Lumbar vertebrae

The lumbar vertebrae (Latin: vertebrae lumbales) form the skeletal support for the posterior abdominal wall. There are five lumbar vertebrae (L1 - L5) forming the lumbar part of the vertebral column that continues inferior from the thoracic part. The lumbar vertebrae differ from other vertebrae by their large size and that they do not have facets for articulations with ribs.

General features

Similarly to other vertebrae, each lumbar vertebrae has a vertebral body and a vertebral arch. The vertebral arch is formed by a pair of pedicles and a pair of laminae, it encloses the vertebral foramen and supports seven processes.

The body of a typical lumbar vertebra is large and cylindrical, typically, wider from side to side than from front to back.

The pedicles of the lumbar vertebrae are directed backward from the upper part of the vertebral body. The pedicles significantly increase in width and in angulation in the axial plane from upper lumbar to lower lumbar vertebrae.

The laminae are typically broad and short. These elements form the posterior portion of the vertebral arch, and they connect the spinal process with the pedicles of each vertebra.

The vertebral foramen is triangular when viewed from above. It is larger in the lumbar vertebrae than the thoracic vertebrae but smaller than in the cervical vertebrae. The vertebral foramina create the spinal canal, which surrounds and protects the spinal cord.

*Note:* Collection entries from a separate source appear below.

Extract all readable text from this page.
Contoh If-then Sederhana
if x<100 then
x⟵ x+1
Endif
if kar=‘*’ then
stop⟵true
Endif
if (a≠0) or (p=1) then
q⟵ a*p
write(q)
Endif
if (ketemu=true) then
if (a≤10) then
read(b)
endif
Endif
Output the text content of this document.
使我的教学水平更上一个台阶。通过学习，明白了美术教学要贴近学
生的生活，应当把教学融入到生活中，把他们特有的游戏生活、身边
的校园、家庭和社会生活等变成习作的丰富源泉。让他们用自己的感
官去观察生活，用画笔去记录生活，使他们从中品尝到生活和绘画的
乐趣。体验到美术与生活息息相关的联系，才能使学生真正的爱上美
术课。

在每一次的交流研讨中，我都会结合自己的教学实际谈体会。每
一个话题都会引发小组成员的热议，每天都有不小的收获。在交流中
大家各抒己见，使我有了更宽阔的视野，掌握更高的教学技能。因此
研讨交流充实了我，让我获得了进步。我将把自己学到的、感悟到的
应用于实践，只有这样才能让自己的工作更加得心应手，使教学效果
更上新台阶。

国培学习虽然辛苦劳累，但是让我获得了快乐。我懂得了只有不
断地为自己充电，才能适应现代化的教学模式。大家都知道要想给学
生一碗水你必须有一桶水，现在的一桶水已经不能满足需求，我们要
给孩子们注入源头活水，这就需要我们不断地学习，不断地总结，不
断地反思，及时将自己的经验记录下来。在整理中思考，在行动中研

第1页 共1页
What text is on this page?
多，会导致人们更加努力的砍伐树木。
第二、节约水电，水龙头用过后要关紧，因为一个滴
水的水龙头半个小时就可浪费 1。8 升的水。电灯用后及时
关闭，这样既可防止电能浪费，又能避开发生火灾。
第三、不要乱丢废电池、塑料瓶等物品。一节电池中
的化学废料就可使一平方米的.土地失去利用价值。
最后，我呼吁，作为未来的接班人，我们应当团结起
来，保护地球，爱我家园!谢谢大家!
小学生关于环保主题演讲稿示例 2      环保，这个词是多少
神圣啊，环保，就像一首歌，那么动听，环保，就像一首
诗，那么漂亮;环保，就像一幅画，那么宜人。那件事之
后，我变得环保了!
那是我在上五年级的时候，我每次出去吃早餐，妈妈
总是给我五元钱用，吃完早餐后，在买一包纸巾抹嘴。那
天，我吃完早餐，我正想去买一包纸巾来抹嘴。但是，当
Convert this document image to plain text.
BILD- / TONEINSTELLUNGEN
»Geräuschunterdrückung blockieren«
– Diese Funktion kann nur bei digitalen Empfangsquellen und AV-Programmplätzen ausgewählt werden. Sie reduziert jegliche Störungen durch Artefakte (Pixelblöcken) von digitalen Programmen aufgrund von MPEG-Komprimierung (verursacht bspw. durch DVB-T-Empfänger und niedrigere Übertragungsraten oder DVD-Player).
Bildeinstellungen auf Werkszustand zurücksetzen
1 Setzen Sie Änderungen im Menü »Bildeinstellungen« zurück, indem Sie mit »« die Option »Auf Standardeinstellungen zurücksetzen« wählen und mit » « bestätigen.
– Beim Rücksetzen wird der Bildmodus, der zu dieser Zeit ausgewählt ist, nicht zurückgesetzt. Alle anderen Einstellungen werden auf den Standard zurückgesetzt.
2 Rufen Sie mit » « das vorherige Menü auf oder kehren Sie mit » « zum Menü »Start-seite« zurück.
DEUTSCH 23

The spinal process of the typical lumbar vertebra is thick, broad, and somewhat quadrilateral. It projects backward and ends with a thick, uneven border.

The superior and inferior articular processes of the lumbar vertebrae are usually well-defined. They project upward and downward, respectively, arising from the junctions of pedicles and laminae.

The transverse processes of the lumbar vertebrae are usually thin and long, except for the fifth lumbar vertebra, which has massive and somewhat cone-shaped transverse processes for attachment of iliolumbar ligaments. These are ligaments that connect the transverse processes to the pelvic bones.

Three portions can be seen on the transverse processes of the lower lumbar vertebrae: a costiform process, a mammillary process, and an accessory process. The lateral or costiform process is directed laterally, the mammillary process - superiorly (cranially), while the accessory process - inferiorly (caudally).